Easy to say, harder to do

In his op-ed, Gingrich names several members of Congress, including Republicans, who are actively proposing increased NIH funding for basic science research.

But, as Huffington Post reporter Sam Stein noted last month when a committee in the Republican-led House voted against increasing NIH funding, while “it’s easy [for Congress] to commit to a plush, well-funded NIH; it’s harder to agree on ways to get there.”

Stein reiterated that observation in a column yesterday:

For all the pro-spending vibes [in Congress], … the mood within the science research community could be described, most generously, as cautiously optimistic. Republicans control both chambers of Congress, and their budgets include such dramatic reductions in discretionary spending that, absent some other agencies taking huge cuts, the NIH won’t see much more money next fiscal year. President Barack Obama can change that with a tough negotiating line — which he has pledged to take — but that likely would yield only a modest uptick in funding.

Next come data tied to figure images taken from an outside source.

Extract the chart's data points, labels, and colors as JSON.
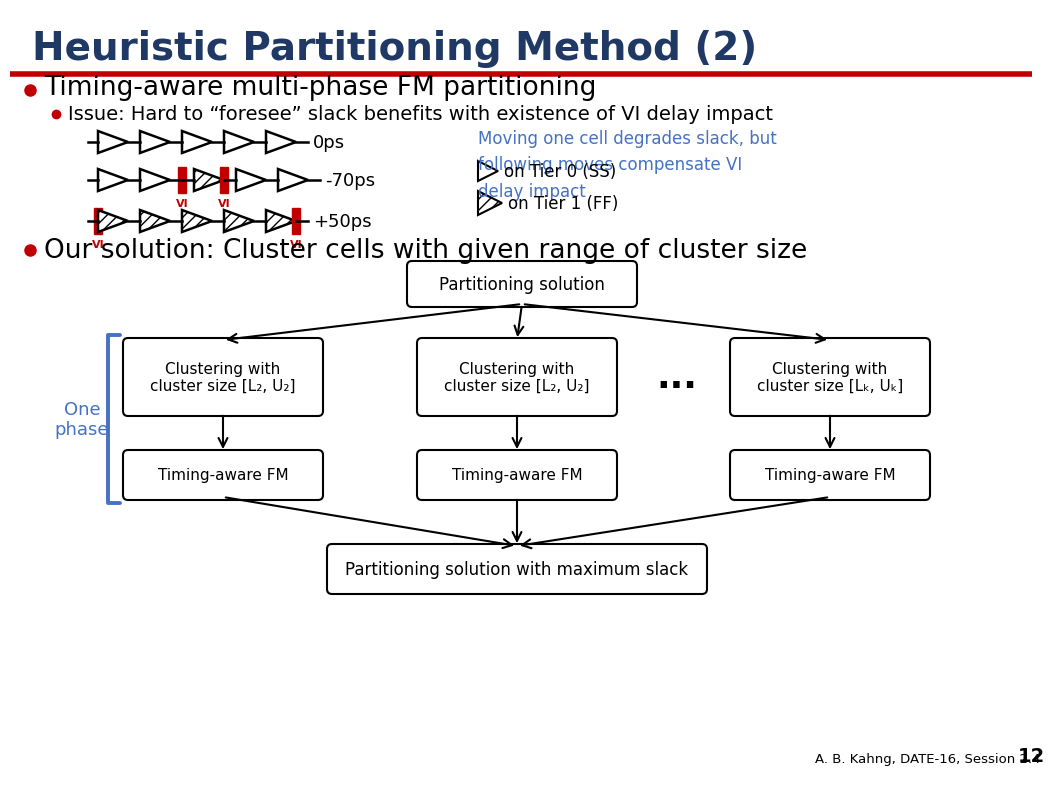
{
  "title": "Heuristic Partitioning Method (2)",
  "title_color": "#1F3864",
  "accent_color": "#C00000",
  "blue_accent": "#4472C4",
  "bg_color": "#FFFFFF",
  "bullet1": "Timing-aware multi-phase FM partitioning",
  "bullet1_sub": "Issue: Hard to “foresee” slack benefits with existence of VI delay impact",
  "side_note": "Moving one cell degrades slack, but\nfollowing moves compensate VI\ndelay impact",
  "tier0_label": "on Tier 0 (SS)",
  "tier1_label": "on Tier 1 (FF)",
  "bullet2": "Our solution: Cluster cells with given range of cluster size",
  "one_phase": "One\nphase",
  "box_top": "Partitioning solution",
  "box_cluster1": "Clustering with\ncluster size [L₂, U₂]",
  "box_cluster2": "Clustering with\ncluster size [L₂, U₂]",
  "box_cluster3": "Clustering with\ncluster size [Lₖ, Uₖ]",
  "box_fm1": "Timing-aware FM",
  "box_fm2": "Timing-aware FM",
  "box_fm3": "Timing-aware FM",
  "box_bottom": "Partitioning solution with maximum slack",
  "footer": "A. B. Kahng, DATE-16, Session 2.4",
  "page_num": "12",
  "row_label_0": "0ps",
  "row_label_1": "-70ps",
  "row_label_2": "+50ps"
}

The best hope for a major investment likely would come from outside the budget process. And there are a few pieces of stand-alone legislation that seem promising to the advocacy community. But the same obstacles remain. More Republicans are speaking out in favor of NIH funding, but the clear majority of them will demand that it be offset with cuts elsewhere. And that, in turn, doesn’t leave much room for operating.

You can read Gingrich’s op-ed on the New York Times’ website.

Comments (3)

  1. Submitted by Edward Blaise on 04/23/2015 - 12:45 pm.

    Unbelievable…

    Anyone ever venture to the Camp Coldwater Spring between Minnehaha Falls and Fort Snelling? It was recently cleaned up and replanted by the NPS, From the late 90s to 2013 it was a poster child for Newt style budget slashing. The site contained the Bureau of Mines Research Center. A sizeable collection of 1950ish buildings (think your average Jr. High School) that upon Newt defunding in 1995 the government simply walked away from. They were quickly overrun by vandals, vagrants, graffiti artists ( http://tcur.org/?p=191 ) until they had been beaten down to destruction being the only answer in 2013. No private citizen or company would be allowed to abandon and allow such disrepair on private property and no private citizen or company would be so shortsighted as to do so. Nice to see the new Newt. Maybe he can share his enlightenment with his fellow travelers.

  2. Submitted by Dennis Tester on 04/24/2015 - 08:38 am.

    Newt always liked to say that he wasn’t anti-government, he was pro-freedom. Virtually all of his ideas had to do with using government resources more effectively and efficiently, which wasn’t good enough for most of us “movement conservatives.”

    But he never gets credit for being the author of two straight balanced budgets. Bill Clinton takes credit for signing Newt’s legislation but he had to be dragged kicking and screaming to the signing table. Yet he’ll be the first one today to take credit for balancing the budget and the press let’s him.

    • Submitted by Dennis Wagner on 04/29/2015 - 10:39 pm.

      Come on DT

      The Pres takes the hit when it goes wrong, should take the credit when it goes right. Don’t care who. Can’t we give the the grump everything blame somebody factor a rest.

      Newt made a good point. And his party disagrees.